The fourth topic on the priority list of the sorcerers of ancient Mexico was dreaming, the art of breaking the parameters of normal perception. For those sorcerers and the members of their modern lineages, to travel in the unknown was indeed the driving force of sorcery. The two arts on which they based their journeys were two tremendously sophisticated lines of activity: the art of dreaming and the art of stalking. The art of stalking was for don Juan the other side of the coin, in relation to the art of dreaming.
To make the two arts explicit to me, he first presented what he said was the cornerstone of sorcery: the possibility of perceiving energy directly, as it flows in the universe. For don Juan, and other sorcerers like him, what transforms an average man into a sorcerer is the act of canceling out the effect of our interpretation system and perceiving energy directly. Don Juan explained that human beings appear as luminous spheres when they are perceived directly as energy. He referred to seeing energy directly as the articulation point of sorcery. He assured me that everything sorcerers do rotates around it, or originates from it, and that the two main currents of activity stemming from seeing energy directly are the art of dreaming and the art of stalking.
Another issue that he elucidated at length was the assemblage point. He said that when sorcerers are capable of seeing human beings as luminous spheres, they also see, the epicenter of sorcery: a point the size of a tennis ball, more intensely luminous than the rest of the luminous sphere. Don Juan called it the assemblage point, and said that it is precisely there, on that point, that perception is assembled. “The art of dreaming,” he said to me once, “consists of purposely displacing the assemblage point from its habitual position. The art of stalking consists in volitionally making it stay fixed on the new position to which it has been displaced”.
Don Juan described the art of dreaming as the possibility to use normal dreams as a bona fide entrance for human awareness into other realms of perceiving. He made a significant differentiation in Spanish, between two verbs; one was to dream, *soñar*, and the other was *ensoñar*, which is to dream the way sorcerers dream.

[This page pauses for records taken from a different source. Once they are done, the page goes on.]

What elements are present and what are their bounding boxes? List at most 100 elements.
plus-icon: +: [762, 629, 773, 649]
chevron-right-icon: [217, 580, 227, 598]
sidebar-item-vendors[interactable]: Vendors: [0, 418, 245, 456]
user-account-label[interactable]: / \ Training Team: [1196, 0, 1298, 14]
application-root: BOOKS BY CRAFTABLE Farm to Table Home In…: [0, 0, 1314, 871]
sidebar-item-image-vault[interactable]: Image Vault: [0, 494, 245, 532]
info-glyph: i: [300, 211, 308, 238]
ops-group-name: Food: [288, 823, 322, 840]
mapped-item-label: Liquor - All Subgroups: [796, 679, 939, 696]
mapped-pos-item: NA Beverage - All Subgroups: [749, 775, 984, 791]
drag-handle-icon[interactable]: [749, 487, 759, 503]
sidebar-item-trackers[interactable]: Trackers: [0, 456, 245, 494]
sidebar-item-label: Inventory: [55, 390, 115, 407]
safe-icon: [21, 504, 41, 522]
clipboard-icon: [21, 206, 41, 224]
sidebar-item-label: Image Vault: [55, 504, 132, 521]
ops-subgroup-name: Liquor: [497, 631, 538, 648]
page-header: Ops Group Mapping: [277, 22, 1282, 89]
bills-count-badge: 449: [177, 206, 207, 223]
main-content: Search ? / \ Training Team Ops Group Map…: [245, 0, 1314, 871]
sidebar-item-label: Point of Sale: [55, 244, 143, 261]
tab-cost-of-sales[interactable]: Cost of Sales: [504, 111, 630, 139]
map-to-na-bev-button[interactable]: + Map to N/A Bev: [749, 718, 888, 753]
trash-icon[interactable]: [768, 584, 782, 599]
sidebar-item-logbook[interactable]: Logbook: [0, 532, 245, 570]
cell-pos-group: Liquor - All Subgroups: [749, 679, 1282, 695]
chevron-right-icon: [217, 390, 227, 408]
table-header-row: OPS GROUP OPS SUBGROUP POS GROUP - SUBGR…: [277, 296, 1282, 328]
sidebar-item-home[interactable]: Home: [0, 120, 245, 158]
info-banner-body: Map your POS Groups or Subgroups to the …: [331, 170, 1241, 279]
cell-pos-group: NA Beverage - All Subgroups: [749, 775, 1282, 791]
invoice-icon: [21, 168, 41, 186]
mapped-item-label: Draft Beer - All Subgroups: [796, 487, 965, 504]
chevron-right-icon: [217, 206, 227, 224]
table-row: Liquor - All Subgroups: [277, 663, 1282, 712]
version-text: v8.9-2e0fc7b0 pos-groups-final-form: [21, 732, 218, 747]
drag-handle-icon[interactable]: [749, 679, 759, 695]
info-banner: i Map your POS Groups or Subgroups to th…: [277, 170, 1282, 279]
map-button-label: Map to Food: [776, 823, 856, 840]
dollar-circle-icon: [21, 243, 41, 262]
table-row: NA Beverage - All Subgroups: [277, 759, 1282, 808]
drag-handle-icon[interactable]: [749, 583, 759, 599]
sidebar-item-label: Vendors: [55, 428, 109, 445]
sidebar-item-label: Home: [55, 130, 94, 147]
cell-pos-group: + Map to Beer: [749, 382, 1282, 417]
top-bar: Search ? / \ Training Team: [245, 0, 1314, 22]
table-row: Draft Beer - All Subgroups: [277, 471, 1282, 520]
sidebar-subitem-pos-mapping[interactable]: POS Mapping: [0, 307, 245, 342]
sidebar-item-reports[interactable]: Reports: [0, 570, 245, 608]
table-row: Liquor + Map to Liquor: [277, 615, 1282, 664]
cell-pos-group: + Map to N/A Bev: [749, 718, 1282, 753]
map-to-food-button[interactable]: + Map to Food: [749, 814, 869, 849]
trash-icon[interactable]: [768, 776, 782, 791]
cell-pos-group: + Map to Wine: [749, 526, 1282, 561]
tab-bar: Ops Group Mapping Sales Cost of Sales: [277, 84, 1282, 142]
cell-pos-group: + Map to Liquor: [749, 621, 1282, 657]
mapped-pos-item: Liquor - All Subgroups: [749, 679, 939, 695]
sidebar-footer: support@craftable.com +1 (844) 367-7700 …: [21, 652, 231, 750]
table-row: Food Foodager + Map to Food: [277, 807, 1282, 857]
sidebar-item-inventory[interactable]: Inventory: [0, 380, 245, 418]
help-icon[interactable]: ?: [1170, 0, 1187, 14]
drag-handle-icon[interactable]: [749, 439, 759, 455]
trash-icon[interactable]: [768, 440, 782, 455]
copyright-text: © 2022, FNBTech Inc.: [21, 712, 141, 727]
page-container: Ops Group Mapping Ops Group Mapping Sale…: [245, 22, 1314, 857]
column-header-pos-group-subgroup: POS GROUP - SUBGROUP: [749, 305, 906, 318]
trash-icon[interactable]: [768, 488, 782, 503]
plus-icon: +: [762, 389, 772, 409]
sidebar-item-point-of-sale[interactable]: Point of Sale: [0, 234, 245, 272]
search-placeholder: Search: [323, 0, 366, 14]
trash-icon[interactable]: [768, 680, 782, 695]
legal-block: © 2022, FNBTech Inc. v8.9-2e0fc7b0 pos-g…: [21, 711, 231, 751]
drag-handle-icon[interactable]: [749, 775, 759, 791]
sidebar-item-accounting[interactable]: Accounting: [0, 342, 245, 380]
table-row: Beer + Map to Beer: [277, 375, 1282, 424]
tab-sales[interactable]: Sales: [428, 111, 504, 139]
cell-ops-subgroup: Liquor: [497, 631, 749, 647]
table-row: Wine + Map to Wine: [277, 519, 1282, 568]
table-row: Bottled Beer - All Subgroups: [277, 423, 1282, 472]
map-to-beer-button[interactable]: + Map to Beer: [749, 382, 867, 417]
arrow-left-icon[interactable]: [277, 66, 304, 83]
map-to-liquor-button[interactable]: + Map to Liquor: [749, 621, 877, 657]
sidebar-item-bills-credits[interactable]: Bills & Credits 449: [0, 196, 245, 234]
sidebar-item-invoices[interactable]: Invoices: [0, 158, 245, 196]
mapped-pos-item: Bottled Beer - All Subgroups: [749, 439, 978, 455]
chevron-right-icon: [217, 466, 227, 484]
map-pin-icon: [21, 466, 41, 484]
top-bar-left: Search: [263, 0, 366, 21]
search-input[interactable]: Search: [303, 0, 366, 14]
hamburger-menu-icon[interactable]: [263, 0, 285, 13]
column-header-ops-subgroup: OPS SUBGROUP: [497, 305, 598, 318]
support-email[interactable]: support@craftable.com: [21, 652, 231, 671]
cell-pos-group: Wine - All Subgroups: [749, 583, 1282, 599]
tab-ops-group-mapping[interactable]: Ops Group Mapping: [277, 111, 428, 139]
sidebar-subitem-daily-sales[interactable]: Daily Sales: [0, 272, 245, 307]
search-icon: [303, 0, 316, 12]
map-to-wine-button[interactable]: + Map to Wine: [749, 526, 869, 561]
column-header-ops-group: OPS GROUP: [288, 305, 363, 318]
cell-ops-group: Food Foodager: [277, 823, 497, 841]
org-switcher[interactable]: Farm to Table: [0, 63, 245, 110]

Don Juan explained that the art of dreaming originated in a very casual observation that the sorcerers of ancient Mexico made when they saw people that were asleep. They noticed that during sleep the assemblage point is displaced in a very natural, easy way from its habitual position. Correlating their seeing with the reports of the people that had been asleep, they realized that the greater the observed displacement of the assemblage point, the more astounding the reports of things and scenes experienced in dreams. Those sorcerers avidly looked for opportunities to displace their own assemblage points, and they ended up using psychotropic plants to accomplish this. In the midst of this failure, they discovered one thing of great value. The sorcerers of ancient times called it dreaming attention, or the capacity that practitioners acquire to maintain their awareness unwaveringly on the items of their dreams.
Through discipline, they succeeded in developing their dreaming attention to an extraordinary degree. They were able to focus it on any element of their dreams, and found out, in this fashion, that there were two kinds of dreams. One was the dreams that we are all familiar with. The other kind of dreams, they called energy-generating dreams. Don Juan said that those sorcerers of ancient times found themselves in dreams that were not dreams, but actual visitations made in a dream-like state to bona fide places other than this world. Their visions of such places, were, however, too fleeting. They attributed this flaw to the fact that their assemblage points could not be held, for any considerable time, fixed at the position to which they had been displaced. Their attempts to remedy the situation resulted in the other high art of sorcery: the art of stalking. Don Juan said that in mapping human beings as luminous spheres, those sorcerers at ancient times discovered six hundred spots in the total luminous sphere which give, as a result, if the assemblage point happened to be fixed at any of them, the entrance into a total new world.